Tutto potrebbe accadere. Quando si tratta di Europa, i tories sono capaci di funamboliche prodezze: ci vuole un oscilloscopio per mappare i loro tentennamenti dentro-fuori, un secolare moto perpetuo d’indecisione che manda in bestia i tecnocrati di Bruxelles. Lo splendido isolamento della Gran Bretagna di oggi è un meticoloso bilanciare e procrastinare, ma il fine è lo stesso di sempre: evitare la prevalenza di un’egemonia economica franco-tedesca in Europa in ragione della special relationship con gli Usa, pur tutelando i propri interessi in quello che è il massimo mercato per le esportazioni nazionali.

Simili «convergenze parallele» costano fatica a Cameron, soprattutto ora che le scosse telluriche della crisi hanno, qui come altrove, servito su un piatto d’argento alle destre nazionaliste, xenofobe e populiste, abbondante malcontento da usare in chiave antieuropea. I tories hanno un’anima euroscettica composta prevalentemente dai backbenchers, i parlamentari di seconda fila, che Cameron aveva temporaneamente placato, promettendo un referendum sulla permanenza nell’Ue nel caso in cui il partito avrà la maggioranza assoluta alle prossime politiche.

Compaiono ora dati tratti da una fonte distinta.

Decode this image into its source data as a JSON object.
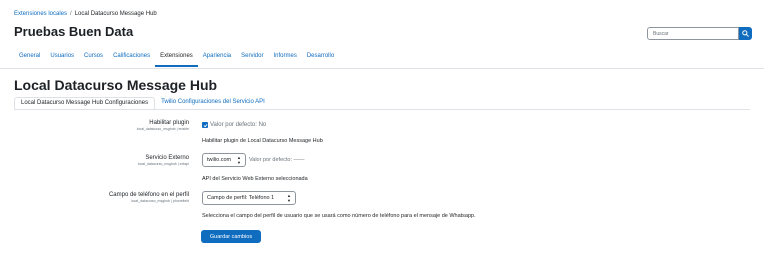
{
  "breadcrumb": {
    "items": [
      "Extensiones locales",
      "Local Datacurso Message Hub"
    ],
    "separator": "/"
  },
  "site_title": "Pruebas Buen Data",
  "search": {
    "placeholder": "Buscar",
    "icon": "search-icon"
  },
  "nav": {
    "items": [
      "General",
      "Usuarios",
      "Cursos",
      "Calificaciones",
      "Extensiones",
      "Apariencia",
      "Servidor",
      "Informes",
      "Desarrollo"
    ],
    "active": "Extensiones"
  },
  "page_heading": "Local Datacurso Message Hub",
  "tabs": [
    "Local Datacurso Message Hub Configuraciones",
    "Twilio Configuraciones del Servicio API"
  ],
  "settings": {
    "enable": {
      "label": "Habilitar plugin",
      "key": "local_datacurso_msghub | enable",
      "checked": true,
      "default_note": "Valor por defecto: No",
      "description": "Habilitar plugin de Local Datacurso Message Hub"
    },
    "service": {
      "label": "Servicio Externo",
      "key": "local_datacurso_msghub | extapi",
      "value": "twilio.com",
      "default_note": "Valor por defecto: ——",
      "description": "API del Servicio Web Externo seleccionada"
    },
    "phone": {
      "label": "Campo de teléfono en el perfil",
      "key": "local_datacurso_msghub | phonefield",
      "value": "Campo de perfil: Teléfono 1",
      "description": "Selecciona el campo del perfil de usuario que se usará como número de teléfono para el mensaje de Whatsapp."
    }
  },
  "save_label": "Guardar cambios",
  "colors": {
    "accent": "#0f6cbf",
    "text": "#1d2125",
    "muted": "#6a737b",
    "border": "#dee2e6"
  }
}
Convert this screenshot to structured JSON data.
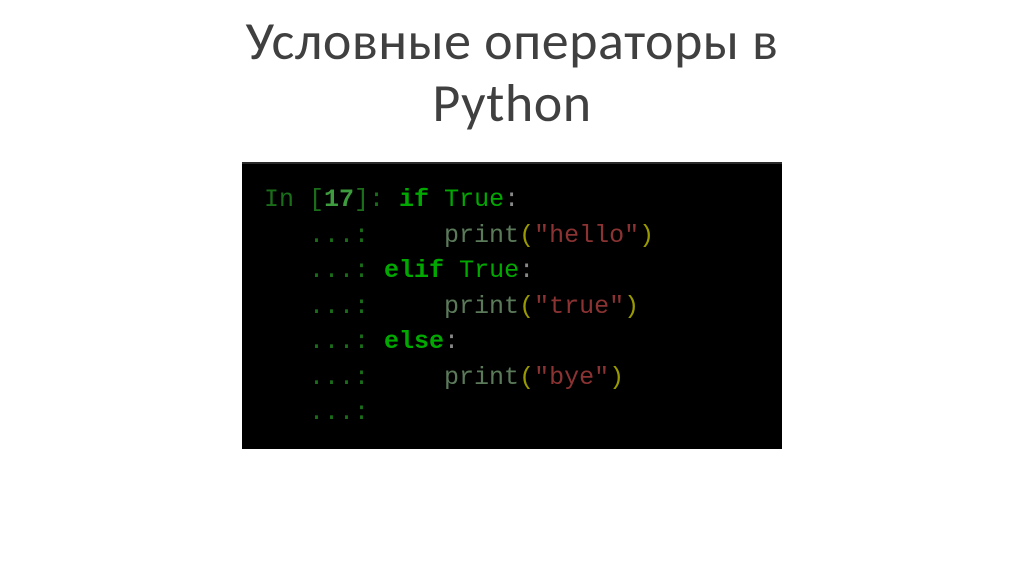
{
  "title_line1": "Условные операторы в",
  "title_line2": "Python",
  "code": {
    "prompt_label": "In [",
    "prompt_num": "17",
    "prompt_close": "]: ",
    "cont_prefix": "   ...: ",
    "line1": {
      "kw_if": "if",
      "kw_true": "True",
      "colon": ":"
    },
    "line2": {
      "func": "print",
      "open": "(",
      "str": "\"hello\"",
      "close": ")"
    },
    "line3": {
      "kw_elif": "elif",
      "kw_true": "True",
      "colon": ":"
    },
    "line4": {
      "func": "print",
      "open": "(",
      "str": "\"true\"",
      "close": ")"
    },
    "line5": {
      "kw_else": "else",
      "colon": ":"
    },
    "line6": {
      "func": "print",
      "open": "(",
      "str": "\"bye\"",
      "close": ")"
    }
  }
}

Nel frattempo, però, il saldarsi della vocazione imprenditoriale atlantista e ultra-liberoscambista dei conservatori britannici con la crisi del progetto tecnocratico europeo ha prodotto il populismo di Farage, che si presenta come uno che non la manda a dire e cui piace farsi una pinta al pub più vicino. E che il referendum annunciato da Cameron vuole a tutti i costi, tanto da aver profferto sostegno ai Conservatori in caso di bisogno alle prossime politiche.

Definito pigramente il Beppe Grillo della Gran Bretagna, con il comico genovese Farage ha poco a che spartire: non tanto per il diverso mestiere precedente (era un operatore finanziario), quanto perché il Movimento 5 Stelle ha ormai un radicamento che lo Ukip non ha: è senza deputati nel Parlamento nazionale e amministra solo una cittadina. E l’elettorato non è davvero «suo»: chi lo sceglie è in prevalenza un conservatore euroscettico, piccola borghesia della little England incline al voto di protesta, e una parte di working class di provenienza Labour carica di risentimento per la concorrenza della manodopera a basso costo dovuta all’immigrazione.